L’Obsolescence de l’homme, TOME II — Günther Anders

La pointe du Raz dans quelques uns de ses états — Georges Perros

comme l’eau, le miroir changeant — Serge Airoldi

Deux écrivains français — Pierre Bergounioux

Gustave Roud — Le repos du cavalier

« Faisez pas les cons ! » — Henri Droguet



Nouvelles, récits, fables, peu importe le nom, il y en a huit. Dans un décor de grains et de ports désolés, de landes boueuses ou d’herbes rares et d’éboulements divers, bref, d’instabilité générale du Ciel et de la Terre. Y rôdent Albert, dans tous ses états, et ses romanesques amis, quelques énergumènes nomades de son acabit : la succession des litres à 11°5 éclairant diversement d’un voile irisé les fortunes de leurs humeurs et pourquoi pas, une sorte d’humanité. De l’abstème amer jusqu’à la folle bobance.
Rapidement, dans ces parages dévastés, le banal vire à la catastrophe, à la confusion, à l’absurdité, au chambard. Car la vieille humanité océanique rêve encore et n’en peut mais : elle s’exaspère. Les bords perdus, les marges dont il est question dans ce livre, c’est le monde désormais défiguré qui apparaît soudain dans le regard des simples - ils s’y débattent, s’y débrouillent, parfois s’y noient ; ce sont aussi les limites intérieures que l’on tutoie ou franchit avec plus ou moins de vergogne.
Ici on rudoie, on grommelle, on rumine, on écrit en cachette, on invective, on défouraille, on s’entête, on processionne, on saigne, on s’abrutit de vinasse. Et même si dans la crèche grandeur nature, l’enfant Jésus a disparu, on aimerait bien savoir prier. On essaie. On cherche sans doute, sans le savoir, les signes d’un paradoxal salut.
Le lecteur ne s’étonnera pas de trouver dans ces proses, ici ou là, l’écho d’un vers de Rimbaud.

[…]
C’est au bout du monde.

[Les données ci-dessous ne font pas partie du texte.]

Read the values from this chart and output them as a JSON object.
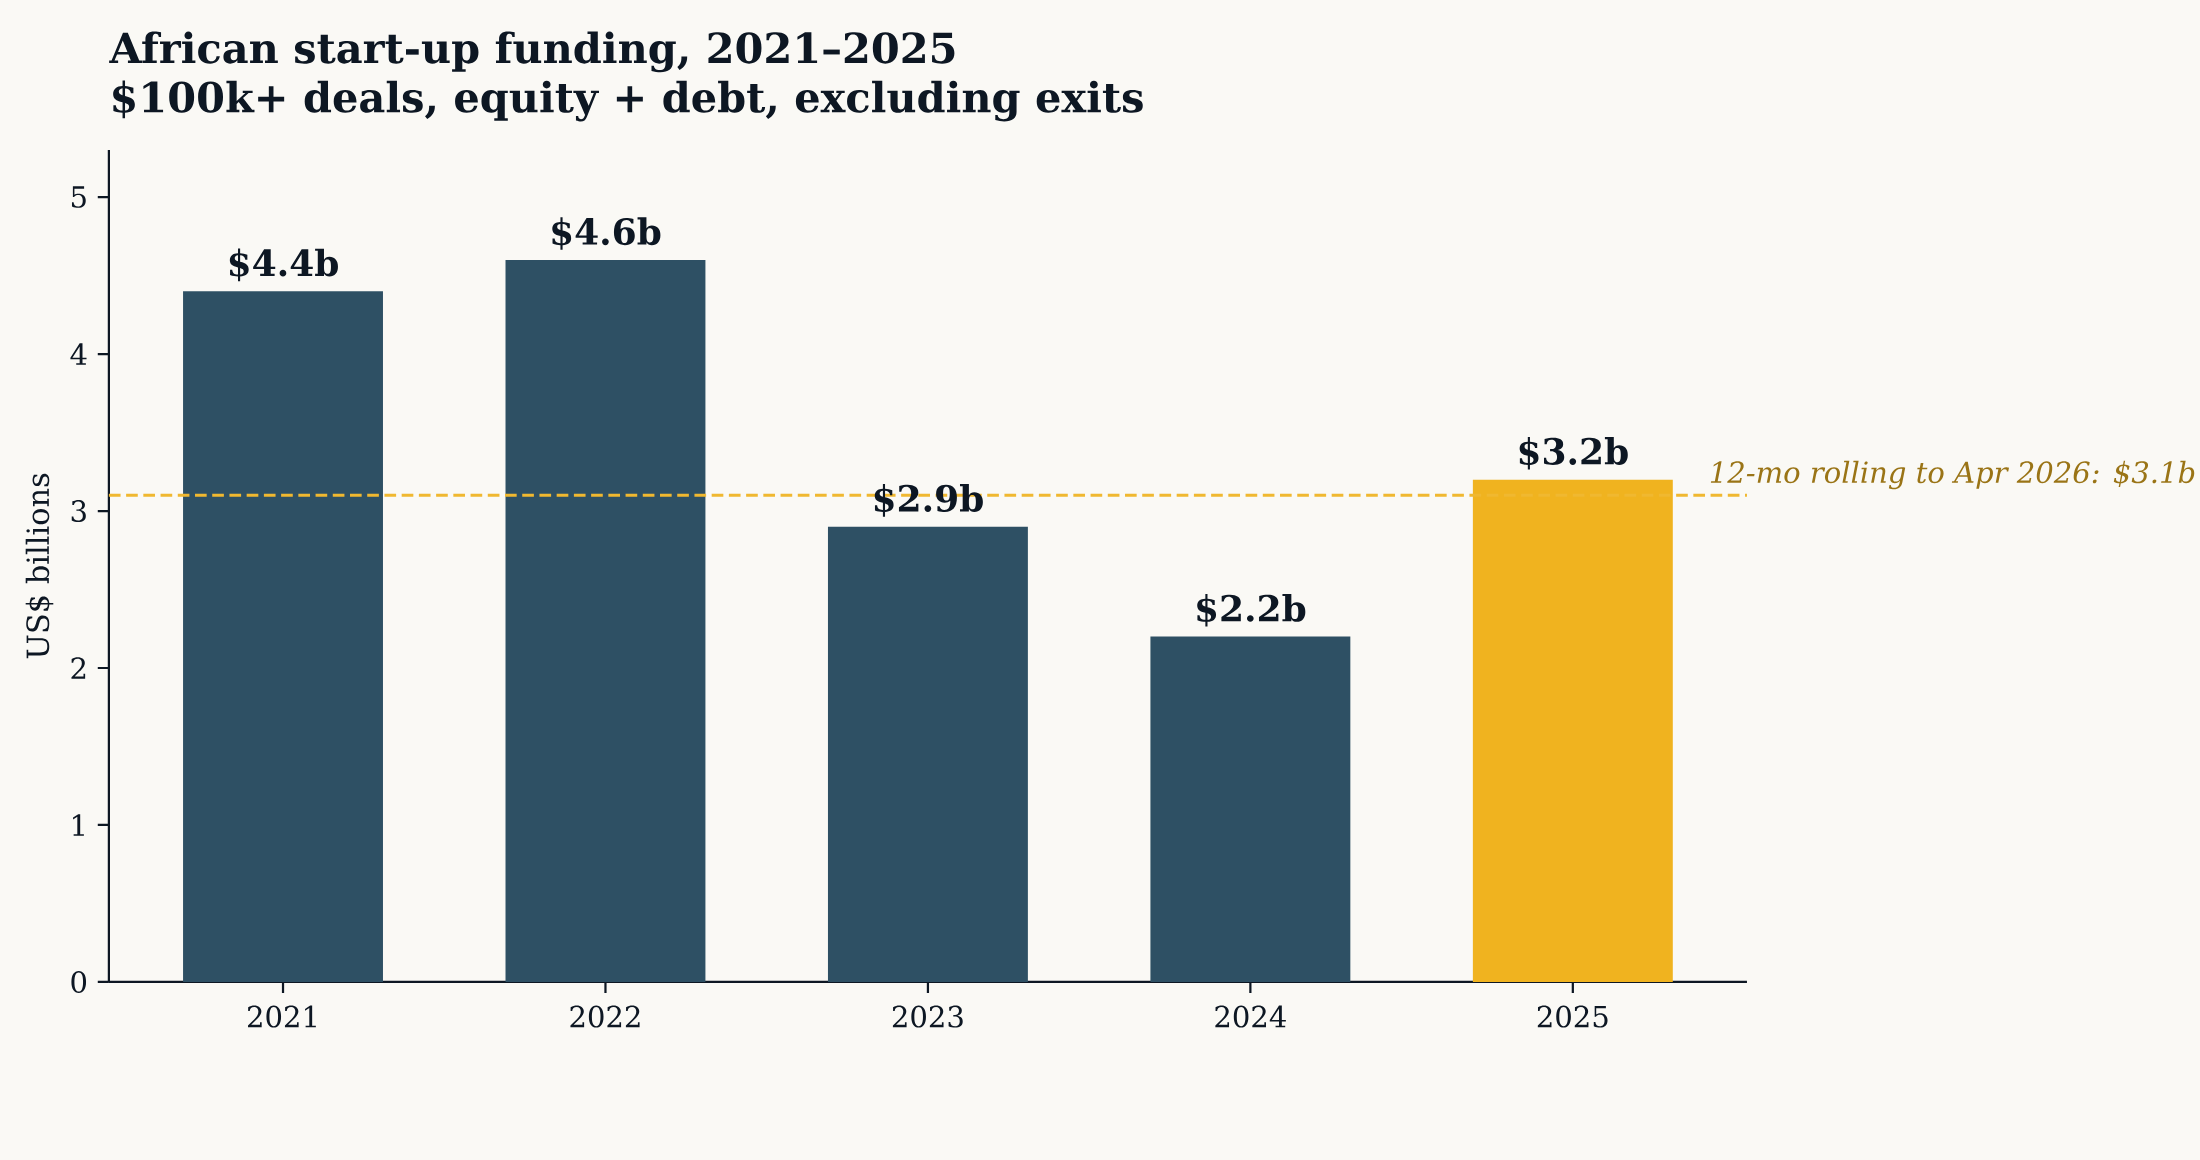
{
  "chart_data": {
    "type": "bar",
    "title": "African start-up funding, 2021–2025",
    "subtitle": "$100k+ deals, equity + debt, excluding exits",
    "ylabel": "US$ billions",
    "categories": [
      "2021",
      "2022",
      "2023",
      "2024",
      "2025"
    ],
    "values": [
      4.4,
      4.6,
      2.9,
      2.2,
      3.2
    ],
    "colors": [
      "#2e5064",
      "#2e5064",
      "#2e5064",
      "#2e5064",
      "#f0b31f"
    ],
    "value_labels": [
      "$4.4b",
      "$4.6b",
      "$2.9b",
      "$2.2b",
      "$3.2b"
    ],
    "ylim": [
      0,
      5.3
    ],
    "yticks": [
      0,
      1,
      2,
      3,
      4,
      5
    ],
    "ref_lines": [
      {
        "axis": "y",
        "value": 3.1,
        "label": "12-mo rolling to Apr 2026: $3.1b",
        "color": "#f0b830",
        "line_style": "dashed"
      }
    ]
  }
}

Comment s’y sont-ils rencontrés ? Par hasard, c’est la règle.
Sans doute l’Autre à l’âge d’être le père d’Albert, mais ils se sont découvert, à tailler leurs épisodiques bavettes, des expériences presque semblables. Etudes de Lettres. Chagrins d’amour. Ruptures. Fuites.
L’Autre est bref, brutal, peu académique. Infanterie coloniale à passepoils jonquille « et la bibine ». Vingt-cinq années de service pour finir brigadier-chef. « J’étais carbonisé. J’ai fait les trois quarts de mon temps aux arrêts. J’étais peinard. J’ai lu au gnouf presque tous les livres, ceux que je n’avais pas lus aux écoles. Je fus momentanément adjudant chef de pièce, souligne-t-il en levant l’index, cassé, re-adjudant, re-cassé pour ivrognerie. Et voilà. Ça me fait pas lourd de pension, heureusement les années de campagne comptent double, il me reste de quoi ne pas mourir de soif. »
Albert idem, sans Coloniale. « Je glande, dit-il, je cherche, ou je re-cherche Dieu, grosso modo ». S’en tient là.
« Bah, fait l’Autre, il finira bien par te retrouver. Quant à moi je ne trouve plus rien à lui dire, et le diable, disons, me pousse à rire. En attendant, choquons nos hanaps ».
On n’en saura pas d’avantage. Pour l’instant.
[…]

Henri Droguet, né à Cherbourg, est d’abord poète mais s’est essayé avec bonheur à des textes en prose. Plutôt que breton, il préfère se dire armoricain ou celte-made-man.
Parmi ses recueils, citons Avis de passage, 2005 et Off, 2007 publiés par Gallimard ou Maintenant ou jamais, aux éditions Belin, collection « L’extrême contemporain », 2013 ; ainsi que de nombreuses collaborations avec des artistes, par exemple aux éditions de la Canoppée ou chez Fario (& tout le tremblement avec une peinture de Loïc Le Groumellec, 2012). À paraître également en 2016 : Désordre du jour, aux éditions Gallimard.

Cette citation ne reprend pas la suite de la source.